September 2, 2007
Sports Redux: The Kid Is All Right
When Bostonist were kids, pitching the tennis ball against the chimney for five hours straight, we often dreamed of the day we'd get called up to the Red Sox, in the heat of a pennant race, tabbed for a sudden start, and then go out and throw a no-hitter in our big-league debut.
Clay Buchholz is a slacker. It took him until his SECOND Major League start to have a piece of memorabilia suitable for the Hall of Fame.
But, damn, what a ballgame. The Sox' bats pounded the Orioles, so Buchholz was free from worrying about the final score, and could keep his eyes on the prize. Three walks and a hit-batsman. That's it. Jason Varitek called an absolutely brilliant game, encouraging Clay to mix up his heater, his curve (which makes us giddy), and his changeup (pardon us while we get a tissue), completely flummoxing the hapless Baltimores.
Every no-hitter, they say, has a play in it that should be a hit, but the defense rises to the occasion. This one had, by our unofficial count, four. Honorable mention goes to the footrace to first Clay won early on. Bronze medal goes to Clay as well, for stabbing the hot comebacker to the mound off Jay Payton to end the eighth. Silver medal goes to Coco Crisp, for chasing down a couple of scary shots into the zip code of center field.
But the gold medal, and, in the postgame frenzy we consider it the greatest defensive play in Boston history, goes to Dustin Pedroia. Miguel Tejada led off the seventh with a routine base hit up the middle. Oh, well, nice try, Clay, congratulations. But all of a sudden, that routine base hit was in Pedroia's glove; then, somehow (MIT physicists are trying to puzzle this out), Dustin got up and made a perfect throw to get Tejada at first. And we realize sometimes people use the word "perfect" a little loosely; not here. Pedroia made a perfect play.

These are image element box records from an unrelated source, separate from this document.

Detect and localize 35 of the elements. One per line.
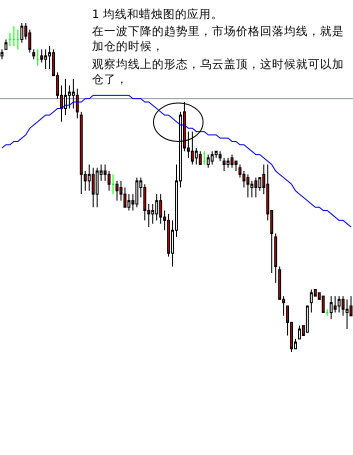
candlestick bbox=[206, 154, 210, 168]
candlestick bbox=[218, 150, 222, 162]
candlestick bbox=[8, 32, 12, 47]
candlestick bbox=[338, 296, 341, 314]
candlestick bbox=[246, 174, 250, 198]
candlestick bbox=[254, 177, 258, 198]
candlestick bbox=[92, 167, 95, 208]
candlestick bbox=[80, 111, 83, 195]
chart-title: 1 均线和蜡烛图的应用。 bbox=[92, 7, 223, 21]
candlestick bbox=[112, 174, 115, 195]
candlestick bbox=[210, 150, 214, 165]
candlestick bbox=[16, 29, 20, 50]
candlestick bbox=[330, 296, 333, 320]
candlestick bbox=[96, 167, 99, 208]
candlestick bbox=[298, 325, 301, 340]
candlestick bbox=[116, 180, 118, 202]
candlestick bbox=[310, 288, 313, 314]
candlestick bbox=[202, 150, 206, 165]
candlestick bbox=[36, 48, 40, 66]
candlestick bbox=[346, 298, 349, 330]
annotation: 观察均线上的形态，乌云盖顶，这时候就可以加仓了， bbox=[92, 57, 344, 86]
candlestick bbox=[306, 305, 309, 333]
candlestick bbox=[274, 233, 278, 284]
candlestick bbox=[226, 157, 230, 168]
candlestick bbox=[20, 22, 24, 44]
candlestick bbox=[135, 177, 138, 208]
candlestick bbox=[222, 157, 226, 172]
candlestick bbox=[155, 194, 158, 221]
candlestick bbox=[12, 26, 16, 47]
annotation: 在一波下降的趋势里，市场价格回落均线，就是加仓的时候， bbox=[92, 24, 344, 53]
candlestick bbox=[326, 308, 329, 316]
candlestick bbox=[44, 48, 48, 70]
candlestick bbox=[198, 150, 202, 165]
candlestick bbox=[4, 38, 8, 50]
candlestick bbox=[230, 154, 234, 168]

Props to Terry Francona, for doing the right thing, and focusing on history, even when Clay went way over his pitch count. Props to Josh Beckett, who looked happier on the bench than anyone else, and in the postgame pigpile, yelled to Buchholz, "You did better than Schilling!" And big props to announcer Don Orsillo, who we know was tempted to blurt out what was going on (like when he ruined a no-hit bid by Wakefield a few years ago), but properly couched his language with terms like "the ONLY baserunners" and "the second column". Well played, Don.
The bar has been set high for Jon Lester, who will start this afternoon in the series finale. Also, other stuff happened in the sports world yesterday, but who cares? The Red Sox threw a no-hitter!
Photo by Winslow Townson from ESPN.



Congratulations Clay Buchholz - aka Fire Marshall Bill.
I loved listening to Don and Jerry tiptoe around the situation without mentioning the words "no hitter"... What a fantastic game!
Great opening and closing paragraphs.